Der dreifache Superbike-Weltmeister Toprak Razgatlioglu blickt zurück auf seine Titel mit BMW und erklärt offen, warum der Fahrer in der WorldSBK mehr bewirken kann als in der MotoGP.
Bild: KI-generiert (Higgsfield Nano Banana Pro, Referenz BMW M 1000 RR)

Toprak Razgatlioglu: “In der WorldSBK macht der Fahrer den Unterschied, in der MotoGP geht es ohne gutes Motorrad nicht.”

Selten spricht ein Ausnahmefahrer so offen über die Unterschiede zwischen zwei Welten wie gerade Toprak Razgatlioglu. Der dreifache Superbike-Weltmeister, der mit dem ROKiT BMW Team zwei seiner Titel und Motorsportgeschichte geschrieben hat, zieht jetzt einen schonungslosen Vergleich zwischen seiner alten Heimat WorldSBK und seinem neuen Umfeld in der MotoGP.

”Mit BMW hieß es, meine Karriere sei vorbei”

Erinnert ihr euch noch an den Moment, als Toprak zu BMW wechselte? Viele hatten damals Zweifel an seinem Projekt geäußert und seine besten Zeiten bereits hinter ihm vermutet. Genau darauf spielt er jetzt an: “Mit BMW haben sie gesagt, meine Karriere sei vorbei, und wir haben gewonnen.” Diese Aussage sitzt, denn sie bringt auf den Punkt, was das ROKiT BMW Motorrad WorldSBK Team und Toprak gemeinsam erreicht haben. Aus einem angeblich auslaufenden Kapitel wurde ein Weltmeistertitel auf der M 1000 RR, einer der stärksten Superbike-Homologationsmaschinen überhaupt. Genau dieses Momentum, dieser Beweis, dass Wille und fahrerisches Können ein Paket auf ein neues Level heben können, ist die Essenz seiner Zeit im BMW Motorsport.

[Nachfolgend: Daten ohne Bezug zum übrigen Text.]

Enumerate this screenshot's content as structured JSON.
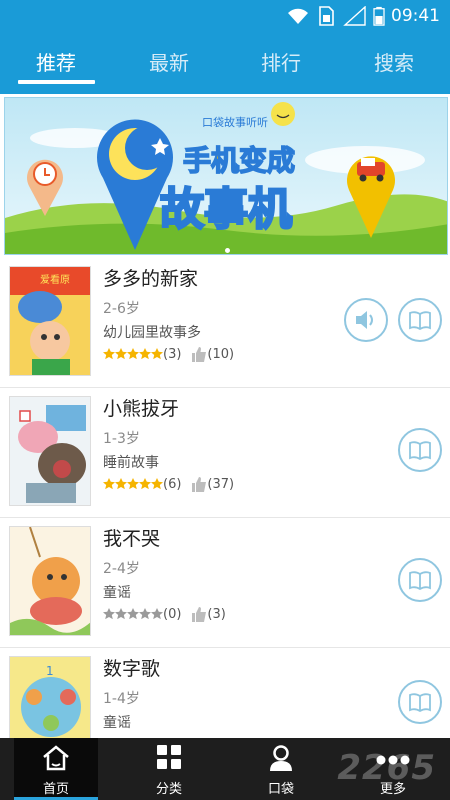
{
  "status_bar": {
    "time": "09:41"
  },
  "tabs": [
    {
      "label": "推荐"
    },
    {
      "label": "最新"
    },
    {
      "label": "排行"
    },
    {
      "label": "搜索"
    }
  ],
  "banner": {
    "small_text": "口袋故事听听",
    "headline_line1": "手机变成",
    "headline_line2": "故事机"
  },
  "stories": [
    {
      "title": "多多的新家",
      "age": "2-6岁",
      "category": "幼儿园里故事多",
      "rating_count": "(3)",
      "likes": "(10)",
      "rating": 5,
      "has_audio": true,
      "cover_text": "爱看原"
    },
    {
      "title": "小熊拔牙",
      "age": "1-3岁",
      "category": "睡前故事",
      "rating_count": "(6)",
      "likes": "(37)",
      "rating": 5,
      "has_audio": false
    },
    {
      "title": "我不哭",
      "age": "2-4岁",
      "category": "童谣",
      "rating_count": "(0)",
      "likes": "(3)",
      "rating": 0,
      "has_audio": false
    },
    {
      "title": "数字歌",
      "age": "1-4岁",
      "category": "童谣",
      "rating_count": "",
      "likes": "",
      "rating": 0,
      "has_audio": false
    }
  ],
  "bottom_nav": [
    {
      "label": "首页",
      "icon": "home-icon"
    },
    {
      "label": "分类",
      "icon": "grid-icon"
    },
    {
      "label": "口袋",
      "icon": "person-icon"
    },
    {
      "label": "更多",
      "icon": "more-icon"
    }
  ],
  "watermark": "2265",
  "colors": {
    "primary": "#1a9bd7",
    "star": "#f5b400",
    "star_empty": "#9a9a9a",
    "outline": "#8fc6e0",
    "nav_bg": "#1e1e1e"
  }
}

Der große Unterschied: Fahrer versus Material

Was Toprak jetzt besonders interessant macht, ist sein Blick zurück mit der Erfahrung aus der MotoGP. Er bringt es klar auf den Punkt: In der Superbike-WM kann ein außergewöhnlicher Fahrer ein Motorrad, das nicht als Nummer eins gilt, an die Spitze tragen. Genau das hat er mit BMW vorgemacht. In der MotoGP dagegen, reiche der Fahrer allein nicht aus. Ohne ein wirklich konkurrenzfähiges Motorrad sei dort selbst für einen Ausnahmekönner wie ihn kein Blumentopf zu gewinnen. Diese Differenzierung erklärt auch, warum sein Übertritt in die Prototypen-Klasse alles andere als ein Selbstläufer war.

Ein schwieriges 2026

Auf sein aktuelles MotoGP-Jahr angesprochen, findet Toprak deutliche Worte: “Es war kein einfaches Jahr für mich.“ Nach Jahren an der Spitze der WorldSBK, wo er mit der BMW M 1000 RR Rennen dominiert und Konkurrenten das Fürchten gelehrt hat, muss er sich nun in einem völlig neuen technischen und strategischen Umfeld beweisen. Der Umstieg zeigt, wie unterschiedlich beide Meisterschaften ticken, auch wenn beide auf zwei Rädern und mit Höchstgeschwindigkeit ausgetragen werden.

Warum das für BMW-Fans spannend bleibt

Für alle, die die BMW Motorsport-Geschichte der letzten Jahre verfolgt haben, ist Topraks Rückblick mehr als nur eine Randnotiz. Er bestätigt eindrucksvoll, welchen Sprung das ROKiT BMW Motorrad WorldSBK Team mit ihm gemacht hat, und wie sehr die M 1000 RR als Basis gepasst hat, um aus Kritik einen Titelgewinn zu machen. Ob und wie sich Topraks Weg in der MotoGP weiterentwickelt, bleibt spannend zu beobachten, seine Aussagen zeigen jedenfalls, wie hoch er die gemeinsame Zeit mit BMW einschätzt und wie viel Respekt er dem Projekt entgegenbringt, das ihm den Beweis lieferte, dass seine Karriere alles andere als vorbei war.